De fato, o Eintracht Frankfurt ofereceu um grande jogo na decisão da Champions. Basicamente, um dos melhores da história. Os alemães voltaram a Glasgow para encarar o Real Madrid e os 127 mil presentes nas arquibancadas respeitavam a equipe de Paul Osswald – tanto é que muitos dos torcedores locais optaram por apoiar os germânicos. A vitória dos merengues por 7 a 3, porém, não deve depreciar os derrotados. O Frankfurt teve bons momentos e, por incrível que pareça, conseguiu ser superior aos espanhóis em certos intervalos. O problema era superar a noite inspiradíssima de um Real que já era tetracampeão europeu e tinha um elenco claramente superior. Alfredo Di Stéfano e Ferenc Puskás lideraram o esquadrão numa noite que repercute ainda hoje no futebol europeu. Uma pena que aquele Frankfurt não tenha rendido outros frutos, já que alguns de seus protagonistas passavam dos 34 anos – entre eles Pfaff e Kress.

Já o Rangers se recuperou com um período de domínio no Campeonato Escocês, em equipe considerada entre as melhores da história do clube. A resposta dos Teddy Bears às goleadas foi contratar Jim Baxter, uma de suas maiores lendas, ainda em 1960. Com o craque, os Gers faturaram mais três títulos da liga até 1964. Também chegaram à decisão da Recopa Europeia em 1961. Nas quartas de final, aliás, os escoceses se reencontraram com um clube alemão, o Borussia Mönchengladbach. Anotaram 3 a 0 em Düsseldorf, antes de impiedosos 8 a 0 em Ibrox.
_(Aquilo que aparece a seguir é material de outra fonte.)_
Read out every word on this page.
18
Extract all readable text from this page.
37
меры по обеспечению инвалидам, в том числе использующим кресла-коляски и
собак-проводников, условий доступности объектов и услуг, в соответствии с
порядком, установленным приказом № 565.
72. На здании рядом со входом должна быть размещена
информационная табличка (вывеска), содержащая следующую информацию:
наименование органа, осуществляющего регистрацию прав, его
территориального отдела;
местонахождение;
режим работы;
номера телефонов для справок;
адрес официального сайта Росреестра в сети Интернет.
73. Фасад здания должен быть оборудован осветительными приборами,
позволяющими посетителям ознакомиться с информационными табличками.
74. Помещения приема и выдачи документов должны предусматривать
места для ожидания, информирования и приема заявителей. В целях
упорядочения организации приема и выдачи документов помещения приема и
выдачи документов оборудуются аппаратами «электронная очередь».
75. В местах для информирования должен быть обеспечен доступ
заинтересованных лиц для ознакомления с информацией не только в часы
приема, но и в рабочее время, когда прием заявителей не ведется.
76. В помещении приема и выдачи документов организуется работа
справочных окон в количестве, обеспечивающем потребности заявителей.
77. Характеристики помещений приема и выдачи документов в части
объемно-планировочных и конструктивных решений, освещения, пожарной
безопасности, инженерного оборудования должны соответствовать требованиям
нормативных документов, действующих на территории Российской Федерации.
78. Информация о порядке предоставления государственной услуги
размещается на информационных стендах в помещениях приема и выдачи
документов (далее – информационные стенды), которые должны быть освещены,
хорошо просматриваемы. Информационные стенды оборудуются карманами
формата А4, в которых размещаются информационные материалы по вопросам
A equipe de Scot Symon ainda deixou pelo caminho times de Ferencváros e Wolverhampton, mas caiu diante da Fiorentina na decisão.

Apesar do placar acachapante na semifinal da Champions, Eintracht Frankfurt e Rangers sustentaram uma relação cordial nos anos 1960. Em 1961, a inauguração de um novo sistema de iluminação em Hampden Park contou com um amistoso entre Teddy Bears e Águias. Os escoceses dominaram o duelo, mas perderam de novo para os alemães por 3 a 2. Já em 1967, o Frankfurt visitou os Gers num amistoso de pré-temporada em Ibrox e finalmente os azuis ganharam. O triunfo por 5 a 3 contou com três gols de ninguém menos que Alex Ferguson – torcedor do Rangers que se viu inspirado por aquelas noites de Champions em 1960.

Mais de 60 anos depois, a história daqueles 12 a 4 no agregado permanece viva no imaginário de Frankfurt e Rangers. As chances de uma revanche ou então de uma nova goleada surpreendente não são descartadas na Liga Europa. Agora, o reencontro dos dois tradicionais clubes vale taça.